🤖 AI Summary
To address the degradation in ADC effective bitwidth, energy efficiency, and inference accuracy caused by fixed voltage swing in Charge-domain In-Memory (CIM) SRAM for neural network inference, this work proposes a charge-domain CIM accelerator tailored for low-bit CNN inference at the edge. We introduce a novel data-reshaping mechanism synergizing linear on-chip Batch Normalization (ABN) with channel-wise dot-product array partitioning, and present the first analog-domain dynamic rescaling scheme enabling adaptive precision from 8-bit to 1-bit. Implemented in 22-nm FD-SOI, the design integrates a charge-domain SRAM macro, serial-input/parallel-weight architecture, and DAC-free accumulation, augmented with CIM-aware training and post-silicon equivalent noise modeling.
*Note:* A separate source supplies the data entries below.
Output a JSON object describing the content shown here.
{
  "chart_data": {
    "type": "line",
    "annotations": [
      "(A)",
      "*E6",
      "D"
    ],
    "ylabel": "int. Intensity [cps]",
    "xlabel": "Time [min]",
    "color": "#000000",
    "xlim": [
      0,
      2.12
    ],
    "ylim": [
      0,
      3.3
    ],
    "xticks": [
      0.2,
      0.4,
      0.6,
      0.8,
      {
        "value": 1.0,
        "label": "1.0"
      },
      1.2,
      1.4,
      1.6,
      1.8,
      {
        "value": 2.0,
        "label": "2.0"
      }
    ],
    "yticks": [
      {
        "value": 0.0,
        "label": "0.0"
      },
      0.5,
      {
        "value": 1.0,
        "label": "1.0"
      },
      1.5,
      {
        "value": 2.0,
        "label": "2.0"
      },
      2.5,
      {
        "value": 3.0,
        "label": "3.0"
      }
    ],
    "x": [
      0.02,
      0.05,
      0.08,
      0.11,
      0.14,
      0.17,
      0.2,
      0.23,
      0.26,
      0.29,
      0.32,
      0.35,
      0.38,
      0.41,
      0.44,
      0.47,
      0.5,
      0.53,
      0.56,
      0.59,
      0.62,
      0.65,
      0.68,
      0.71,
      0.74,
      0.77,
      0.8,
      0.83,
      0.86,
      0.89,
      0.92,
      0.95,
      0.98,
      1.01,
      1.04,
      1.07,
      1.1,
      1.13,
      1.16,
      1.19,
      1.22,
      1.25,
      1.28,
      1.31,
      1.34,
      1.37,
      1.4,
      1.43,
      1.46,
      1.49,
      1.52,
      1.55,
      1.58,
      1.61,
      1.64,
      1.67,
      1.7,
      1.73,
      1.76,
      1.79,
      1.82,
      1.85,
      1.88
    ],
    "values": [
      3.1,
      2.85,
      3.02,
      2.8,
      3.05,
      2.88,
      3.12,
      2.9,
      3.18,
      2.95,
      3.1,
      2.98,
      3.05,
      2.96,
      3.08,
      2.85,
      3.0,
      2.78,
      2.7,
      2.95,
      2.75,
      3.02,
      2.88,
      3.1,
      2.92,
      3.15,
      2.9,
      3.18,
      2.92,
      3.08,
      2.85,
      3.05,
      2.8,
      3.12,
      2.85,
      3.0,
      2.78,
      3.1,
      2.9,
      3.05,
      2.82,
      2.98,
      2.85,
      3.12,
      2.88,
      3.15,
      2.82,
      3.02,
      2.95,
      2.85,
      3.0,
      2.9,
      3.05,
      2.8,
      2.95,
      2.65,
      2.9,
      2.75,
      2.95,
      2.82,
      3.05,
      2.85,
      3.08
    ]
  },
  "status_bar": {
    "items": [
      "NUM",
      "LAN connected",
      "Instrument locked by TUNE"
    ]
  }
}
The system achieves 40 TOPS/W energy efficiency (at 0.3/0.6 V), macro-level peak efficiency of 0.15–8 POPS/W, and area efficiency of 2.6–154 TOPS/mm²—representing a 3–5× improvement over prior charge-domain CIM designs—while maintaining competitive accuracy on MNIST and CIFAR-10.
📝 Abstract
Charge-domain compute-in-memory (CIM) SRAMs have recently become an enticing compromise between computing efficiency and accuracy to process sub-8b convolutional neural networks (CNNs) at the edge. Yet, they commonly make use of a fixed dot-product (DP) voltage swing, which leads to a loss in effective ADC bits due to data-dependent clipping or truncation effects that waste precious conversion energy and computing accuracy. To overcome this, we present IMAGINE, a workload-adaptive 1-to-8b CIM-CNN accelerator in 22nm FD-SOI. It introduces a 1152x256 end-to-end charge-based macro with a multi-bit DP based on an input-serial, weight-parallel accumulation that avoids power-hungry DACs. An adaptive swing is achieved by combining a channel-wise DP array split with a linear in-ADC implementation of analog batch-normalization (ABN), obtaining a distribution-aware data reshaping. Critical design constraints are relaxed by including the post-silicon equivalent noise within a CIM-aware CNN training framework. Measurement results showcase an 8b system-level energy efficiency of 40TOPS/W at 0.3/0.6V, with competitive accuracies on MNIST and CIFAR-10. Moreover, the peak energy and area efficiencies of the 187kB/mm2 macro respectively reach up to 0.15-8POPS/W and 2.6-154TOPS/mm2, scaling with the 8-to-1b computing precision. These results exceed previous charge-based designs by 3-to-5x while being the first work to provide linear in-memory rescaling.